I could see this. They're just requesting required pages, although I'm wondering whether the type of data being represented makes a difference here. If it's something that can be easily retrieved from some kind of B-tree structure rather than say something GIS related, I would expect the requests to conform to this. That is somewhat speculative on my part.
I was thinking more along the lines of video processing. There you may have multiple streams corresponding to different channels (much more efficient as the underlying engine can use simd arithmetic types without extra data movement), where deinterlaced raw video or a complicated comp of some kind could actually make use of that bandwidth, particularly if memory mapping of files on disk is allowed and used.

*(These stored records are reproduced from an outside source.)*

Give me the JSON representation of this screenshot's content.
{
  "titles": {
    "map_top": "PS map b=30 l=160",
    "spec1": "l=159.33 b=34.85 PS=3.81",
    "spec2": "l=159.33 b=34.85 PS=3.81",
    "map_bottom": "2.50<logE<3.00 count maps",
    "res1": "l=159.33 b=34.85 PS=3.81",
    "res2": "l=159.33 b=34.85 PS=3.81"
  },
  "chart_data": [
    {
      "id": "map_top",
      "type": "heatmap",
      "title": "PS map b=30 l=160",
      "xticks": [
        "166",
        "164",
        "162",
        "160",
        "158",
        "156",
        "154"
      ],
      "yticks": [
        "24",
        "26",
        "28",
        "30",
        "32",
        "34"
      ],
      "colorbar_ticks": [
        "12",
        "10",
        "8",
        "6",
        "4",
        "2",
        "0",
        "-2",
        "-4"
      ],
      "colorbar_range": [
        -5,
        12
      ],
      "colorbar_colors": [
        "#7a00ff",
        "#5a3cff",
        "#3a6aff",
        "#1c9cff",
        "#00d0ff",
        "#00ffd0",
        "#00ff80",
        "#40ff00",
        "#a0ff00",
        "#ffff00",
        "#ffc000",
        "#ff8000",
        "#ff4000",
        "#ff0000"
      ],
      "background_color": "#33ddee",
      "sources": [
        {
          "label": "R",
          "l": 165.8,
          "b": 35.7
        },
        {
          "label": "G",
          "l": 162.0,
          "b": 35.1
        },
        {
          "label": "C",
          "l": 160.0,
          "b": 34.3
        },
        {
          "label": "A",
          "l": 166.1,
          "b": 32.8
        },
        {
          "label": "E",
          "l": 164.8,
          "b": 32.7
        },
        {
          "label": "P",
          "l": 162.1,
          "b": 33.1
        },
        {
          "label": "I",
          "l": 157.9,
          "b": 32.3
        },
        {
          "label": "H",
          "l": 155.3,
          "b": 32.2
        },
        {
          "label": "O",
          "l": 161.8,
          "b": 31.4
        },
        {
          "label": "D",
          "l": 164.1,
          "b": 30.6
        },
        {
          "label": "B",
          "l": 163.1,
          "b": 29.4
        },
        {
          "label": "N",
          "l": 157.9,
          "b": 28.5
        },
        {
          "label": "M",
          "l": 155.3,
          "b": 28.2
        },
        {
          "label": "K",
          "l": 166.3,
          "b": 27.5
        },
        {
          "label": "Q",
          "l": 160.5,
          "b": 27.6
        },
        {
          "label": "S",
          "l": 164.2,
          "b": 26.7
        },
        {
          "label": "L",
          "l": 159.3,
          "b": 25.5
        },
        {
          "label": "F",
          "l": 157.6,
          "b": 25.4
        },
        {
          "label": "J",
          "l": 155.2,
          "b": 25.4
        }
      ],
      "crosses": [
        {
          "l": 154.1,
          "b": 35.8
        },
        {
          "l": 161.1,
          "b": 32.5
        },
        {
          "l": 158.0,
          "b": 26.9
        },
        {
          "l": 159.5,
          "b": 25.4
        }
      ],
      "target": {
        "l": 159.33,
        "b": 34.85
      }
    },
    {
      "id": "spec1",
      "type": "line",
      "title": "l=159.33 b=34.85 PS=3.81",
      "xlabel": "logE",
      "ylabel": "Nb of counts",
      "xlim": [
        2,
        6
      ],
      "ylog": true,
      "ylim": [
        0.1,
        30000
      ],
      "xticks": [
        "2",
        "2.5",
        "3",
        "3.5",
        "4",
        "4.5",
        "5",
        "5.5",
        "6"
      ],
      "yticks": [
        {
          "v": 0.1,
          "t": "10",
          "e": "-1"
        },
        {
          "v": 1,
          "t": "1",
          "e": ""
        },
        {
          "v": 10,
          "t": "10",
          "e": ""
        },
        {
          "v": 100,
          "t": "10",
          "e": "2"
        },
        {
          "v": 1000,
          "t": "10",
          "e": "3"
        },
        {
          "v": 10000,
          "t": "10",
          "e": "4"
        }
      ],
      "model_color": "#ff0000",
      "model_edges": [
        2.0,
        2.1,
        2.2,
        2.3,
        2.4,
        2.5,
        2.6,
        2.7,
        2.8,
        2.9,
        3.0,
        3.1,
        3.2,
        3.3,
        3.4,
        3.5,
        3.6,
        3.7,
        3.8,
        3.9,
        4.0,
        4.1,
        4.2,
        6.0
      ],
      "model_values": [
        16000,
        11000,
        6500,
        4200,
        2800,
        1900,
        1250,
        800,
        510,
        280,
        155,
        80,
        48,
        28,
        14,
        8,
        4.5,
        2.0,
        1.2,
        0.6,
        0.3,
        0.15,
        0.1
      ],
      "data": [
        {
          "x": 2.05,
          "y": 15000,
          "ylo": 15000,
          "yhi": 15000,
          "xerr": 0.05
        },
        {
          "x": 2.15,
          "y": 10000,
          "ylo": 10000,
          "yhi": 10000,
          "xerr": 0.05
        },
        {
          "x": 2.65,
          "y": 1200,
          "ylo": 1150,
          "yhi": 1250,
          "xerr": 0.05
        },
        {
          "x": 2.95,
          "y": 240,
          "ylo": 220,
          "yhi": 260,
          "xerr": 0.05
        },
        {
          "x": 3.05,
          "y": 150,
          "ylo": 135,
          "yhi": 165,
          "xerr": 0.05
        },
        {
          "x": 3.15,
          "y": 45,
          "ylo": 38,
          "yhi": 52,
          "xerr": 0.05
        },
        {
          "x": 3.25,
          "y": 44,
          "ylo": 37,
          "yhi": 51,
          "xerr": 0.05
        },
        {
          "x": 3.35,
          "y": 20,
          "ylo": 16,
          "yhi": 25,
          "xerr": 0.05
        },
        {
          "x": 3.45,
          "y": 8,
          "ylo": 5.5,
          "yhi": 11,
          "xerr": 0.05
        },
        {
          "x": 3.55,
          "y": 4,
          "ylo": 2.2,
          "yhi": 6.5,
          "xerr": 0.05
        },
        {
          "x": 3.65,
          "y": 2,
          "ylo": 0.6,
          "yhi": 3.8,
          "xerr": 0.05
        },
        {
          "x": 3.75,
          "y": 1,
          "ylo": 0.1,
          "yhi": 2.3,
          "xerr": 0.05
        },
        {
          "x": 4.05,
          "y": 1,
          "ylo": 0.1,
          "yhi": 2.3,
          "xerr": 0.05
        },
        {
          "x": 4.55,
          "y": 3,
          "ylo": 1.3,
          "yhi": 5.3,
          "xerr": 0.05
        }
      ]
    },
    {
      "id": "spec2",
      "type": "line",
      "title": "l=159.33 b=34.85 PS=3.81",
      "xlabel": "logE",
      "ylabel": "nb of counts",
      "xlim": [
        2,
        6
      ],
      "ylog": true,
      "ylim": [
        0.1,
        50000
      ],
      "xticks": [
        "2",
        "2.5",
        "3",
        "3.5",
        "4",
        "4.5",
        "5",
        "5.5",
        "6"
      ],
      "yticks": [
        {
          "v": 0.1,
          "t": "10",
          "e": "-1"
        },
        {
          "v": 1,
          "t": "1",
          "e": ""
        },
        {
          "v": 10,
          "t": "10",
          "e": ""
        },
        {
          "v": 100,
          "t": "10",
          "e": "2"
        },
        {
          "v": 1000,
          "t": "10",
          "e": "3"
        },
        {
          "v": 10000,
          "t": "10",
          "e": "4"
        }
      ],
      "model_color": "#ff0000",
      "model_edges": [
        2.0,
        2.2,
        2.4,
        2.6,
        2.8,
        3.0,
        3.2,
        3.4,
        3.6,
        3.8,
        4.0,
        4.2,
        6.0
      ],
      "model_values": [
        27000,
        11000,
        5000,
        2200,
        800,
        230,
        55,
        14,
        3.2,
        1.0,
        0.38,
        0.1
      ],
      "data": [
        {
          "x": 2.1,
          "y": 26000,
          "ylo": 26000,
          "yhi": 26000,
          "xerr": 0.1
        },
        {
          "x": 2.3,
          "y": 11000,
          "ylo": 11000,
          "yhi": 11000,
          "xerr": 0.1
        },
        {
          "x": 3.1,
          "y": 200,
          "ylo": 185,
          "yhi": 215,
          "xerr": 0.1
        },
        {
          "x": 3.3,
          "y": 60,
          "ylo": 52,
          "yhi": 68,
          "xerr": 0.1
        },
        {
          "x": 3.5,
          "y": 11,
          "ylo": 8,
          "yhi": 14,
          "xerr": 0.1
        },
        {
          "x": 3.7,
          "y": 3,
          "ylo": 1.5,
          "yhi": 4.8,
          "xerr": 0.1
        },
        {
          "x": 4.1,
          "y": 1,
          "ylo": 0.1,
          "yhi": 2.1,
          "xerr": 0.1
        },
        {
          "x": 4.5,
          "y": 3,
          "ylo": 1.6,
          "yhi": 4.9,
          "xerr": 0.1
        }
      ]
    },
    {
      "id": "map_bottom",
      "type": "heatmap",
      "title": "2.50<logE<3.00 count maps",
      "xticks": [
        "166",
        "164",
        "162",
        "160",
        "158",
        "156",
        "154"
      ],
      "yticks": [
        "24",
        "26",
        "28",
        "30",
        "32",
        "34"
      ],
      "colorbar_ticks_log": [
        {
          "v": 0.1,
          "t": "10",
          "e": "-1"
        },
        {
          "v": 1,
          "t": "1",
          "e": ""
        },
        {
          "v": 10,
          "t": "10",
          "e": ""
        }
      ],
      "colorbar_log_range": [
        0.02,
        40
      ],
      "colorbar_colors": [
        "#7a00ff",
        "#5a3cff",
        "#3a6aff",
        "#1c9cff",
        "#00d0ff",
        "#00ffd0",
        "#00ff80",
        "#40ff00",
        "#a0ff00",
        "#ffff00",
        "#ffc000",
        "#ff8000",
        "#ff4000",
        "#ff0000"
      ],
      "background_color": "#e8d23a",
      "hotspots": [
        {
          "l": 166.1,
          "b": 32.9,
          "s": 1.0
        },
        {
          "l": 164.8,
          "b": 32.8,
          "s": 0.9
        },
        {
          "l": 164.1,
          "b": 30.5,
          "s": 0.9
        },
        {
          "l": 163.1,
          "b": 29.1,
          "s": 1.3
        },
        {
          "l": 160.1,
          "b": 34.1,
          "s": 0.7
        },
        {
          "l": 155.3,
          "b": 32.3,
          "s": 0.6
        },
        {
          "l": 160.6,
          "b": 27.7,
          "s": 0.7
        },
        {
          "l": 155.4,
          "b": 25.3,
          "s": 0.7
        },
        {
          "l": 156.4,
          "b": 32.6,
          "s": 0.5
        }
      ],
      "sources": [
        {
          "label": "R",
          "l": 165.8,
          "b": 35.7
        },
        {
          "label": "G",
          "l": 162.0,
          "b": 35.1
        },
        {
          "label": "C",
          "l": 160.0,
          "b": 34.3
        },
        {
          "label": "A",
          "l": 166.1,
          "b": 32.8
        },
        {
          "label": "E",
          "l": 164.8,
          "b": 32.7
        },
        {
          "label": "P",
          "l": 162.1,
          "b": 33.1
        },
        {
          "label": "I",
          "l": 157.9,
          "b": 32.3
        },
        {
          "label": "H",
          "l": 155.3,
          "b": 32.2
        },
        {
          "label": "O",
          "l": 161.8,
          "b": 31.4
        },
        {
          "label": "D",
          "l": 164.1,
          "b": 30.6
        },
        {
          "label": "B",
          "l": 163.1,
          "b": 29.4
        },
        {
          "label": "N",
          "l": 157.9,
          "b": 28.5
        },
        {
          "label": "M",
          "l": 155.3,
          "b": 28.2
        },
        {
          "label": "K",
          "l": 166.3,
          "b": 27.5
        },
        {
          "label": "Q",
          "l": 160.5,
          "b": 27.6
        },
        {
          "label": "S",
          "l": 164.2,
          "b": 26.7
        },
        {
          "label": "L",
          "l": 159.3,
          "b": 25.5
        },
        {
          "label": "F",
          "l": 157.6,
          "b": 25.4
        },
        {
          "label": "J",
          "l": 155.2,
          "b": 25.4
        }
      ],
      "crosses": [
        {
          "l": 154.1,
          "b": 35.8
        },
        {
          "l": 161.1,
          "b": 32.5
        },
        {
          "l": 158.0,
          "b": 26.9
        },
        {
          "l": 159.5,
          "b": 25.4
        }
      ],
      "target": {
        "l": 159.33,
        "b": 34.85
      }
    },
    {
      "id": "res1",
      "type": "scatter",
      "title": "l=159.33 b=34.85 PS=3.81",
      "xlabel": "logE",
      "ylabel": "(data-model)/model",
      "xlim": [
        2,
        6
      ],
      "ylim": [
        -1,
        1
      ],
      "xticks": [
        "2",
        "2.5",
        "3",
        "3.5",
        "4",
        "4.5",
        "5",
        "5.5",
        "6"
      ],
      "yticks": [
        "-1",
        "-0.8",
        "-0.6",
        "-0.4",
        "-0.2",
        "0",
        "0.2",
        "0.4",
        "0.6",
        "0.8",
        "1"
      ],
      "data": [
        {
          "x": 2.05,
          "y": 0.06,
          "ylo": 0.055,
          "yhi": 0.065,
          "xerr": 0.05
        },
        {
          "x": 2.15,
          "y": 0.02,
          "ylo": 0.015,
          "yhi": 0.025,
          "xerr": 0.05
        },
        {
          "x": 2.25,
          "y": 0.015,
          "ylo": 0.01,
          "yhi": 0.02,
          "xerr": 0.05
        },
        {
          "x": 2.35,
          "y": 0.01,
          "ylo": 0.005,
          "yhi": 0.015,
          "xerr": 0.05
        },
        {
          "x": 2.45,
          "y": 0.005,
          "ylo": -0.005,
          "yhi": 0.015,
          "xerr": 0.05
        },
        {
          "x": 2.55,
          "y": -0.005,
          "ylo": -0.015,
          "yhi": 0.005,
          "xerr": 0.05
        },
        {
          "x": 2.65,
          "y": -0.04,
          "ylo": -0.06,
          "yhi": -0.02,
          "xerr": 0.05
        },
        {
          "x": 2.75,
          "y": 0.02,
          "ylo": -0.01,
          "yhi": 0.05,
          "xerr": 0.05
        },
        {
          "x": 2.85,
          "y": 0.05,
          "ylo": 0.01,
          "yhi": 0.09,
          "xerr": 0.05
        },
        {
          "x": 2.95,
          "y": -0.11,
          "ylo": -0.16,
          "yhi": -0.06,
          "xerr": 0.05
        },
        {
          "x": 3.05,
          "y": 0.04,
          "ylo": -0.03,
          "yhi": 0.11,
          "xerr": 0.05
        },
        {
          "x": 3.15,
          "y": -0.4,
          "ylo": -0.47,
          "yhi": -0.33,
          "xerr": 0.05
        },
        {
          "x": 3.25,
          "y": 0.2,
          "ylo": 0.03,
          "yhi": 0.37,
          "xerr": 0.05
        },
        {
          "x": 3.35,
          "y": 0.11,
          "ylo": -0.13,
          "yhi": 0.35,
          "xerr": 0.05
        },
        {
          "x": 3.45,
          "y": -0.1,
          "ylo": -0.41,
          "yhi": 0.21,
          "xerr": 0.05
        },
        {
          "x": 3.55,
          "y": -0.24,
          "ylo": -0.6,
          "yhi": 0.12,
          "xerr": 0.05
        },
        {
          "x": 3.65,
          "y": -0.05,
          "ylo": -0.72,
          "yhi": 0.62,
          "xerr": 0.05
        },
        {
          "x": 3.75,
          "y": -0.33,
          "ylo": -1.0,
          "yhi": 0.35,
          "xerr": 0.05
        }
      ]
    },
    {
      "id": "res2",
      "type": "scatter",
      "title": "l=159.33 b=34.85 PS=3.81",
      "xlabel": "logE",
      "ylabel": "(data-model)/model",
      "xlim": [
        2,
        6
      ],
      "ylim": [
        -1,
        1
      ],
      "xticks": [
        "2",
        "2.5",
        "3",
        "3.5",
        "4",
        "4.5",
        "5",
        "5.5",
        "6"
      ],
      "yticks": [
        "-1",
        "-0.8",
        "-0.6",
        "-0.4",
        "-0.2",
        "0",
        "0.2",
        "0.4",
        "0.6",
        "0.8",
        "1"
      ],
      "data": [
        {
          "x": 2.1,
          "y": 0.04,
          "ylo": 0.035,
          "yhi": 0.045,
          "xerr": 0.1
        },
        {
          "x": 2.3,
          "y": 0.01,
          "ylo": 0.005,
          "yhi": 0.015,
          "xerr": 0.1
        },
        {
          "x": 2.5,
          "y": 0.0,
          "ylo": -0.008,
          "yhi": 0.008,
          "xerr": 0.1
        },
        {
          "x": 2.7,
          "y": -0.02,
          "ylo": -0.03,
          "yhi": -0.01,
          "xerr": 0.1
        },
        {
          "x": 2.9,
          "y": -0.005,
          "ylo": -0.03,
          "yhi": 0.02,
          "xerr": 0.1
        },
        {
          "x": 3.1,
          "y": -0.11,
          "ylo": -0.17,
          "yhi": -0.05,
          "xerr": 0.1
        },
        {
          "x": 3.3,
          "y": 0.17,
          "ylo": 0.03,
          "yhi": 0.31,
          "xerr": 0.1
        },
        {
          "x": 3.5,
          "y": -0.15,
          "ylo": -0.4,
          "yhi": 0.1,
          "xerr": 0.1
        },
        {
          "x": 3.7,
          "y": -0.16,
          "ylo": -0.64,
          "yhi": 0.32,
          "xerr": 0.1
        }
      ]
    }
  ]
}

Yeah I noticed that. An ssd has a lot of advantages over the older spinning drives for a notebook, but it falls off at some point when used as a system drive. I don't doubt that Apple uses expensive ones, but I suspect that at fixed price points, a lot of people would benefit more from higher capacity ssds than faster ones.
I know very very little about video processing so I can't really speak to the performance requirements of that activity.
the DB I work in is only b-tree for searches. So it has a heavy disk IO requirement especially on index hits. but as said, fast IO here is responsive ness and ability to get to the data quickly. Not transfer the data in bulk.
really this emphasizes the point though that workload, software efficiency all around tend to make a larger difference on performance these days than raw throughput (when you get into SSD territory).
overall what it comes down to is bottleneck. where is it for the application specific requirement. in the case of the MBA, the bulk of the bottleneck in all performance is likely the CPU. you can throw a 10000000MB/s SSD all you want at it for boot/application purposes, but if the CPU is going to calculate slower than the data can be accessed, than the speed is ultimately irrelevant for most tasks.
It's frustrating because while the new MBA did bring about upgrades in a few specs, like resolution of the display, many other parts were essentially downgraded. the CPU, keyboard, Soldered Storage, the displays colour accuracy (and that's something considering the bad tN panel of the previous gen)
Simpy put, while the device is a decent little laptop. it should NOT have warranted nearly 20% price increase.
you know what the 2018 MBA feels like? The 2014 Mini.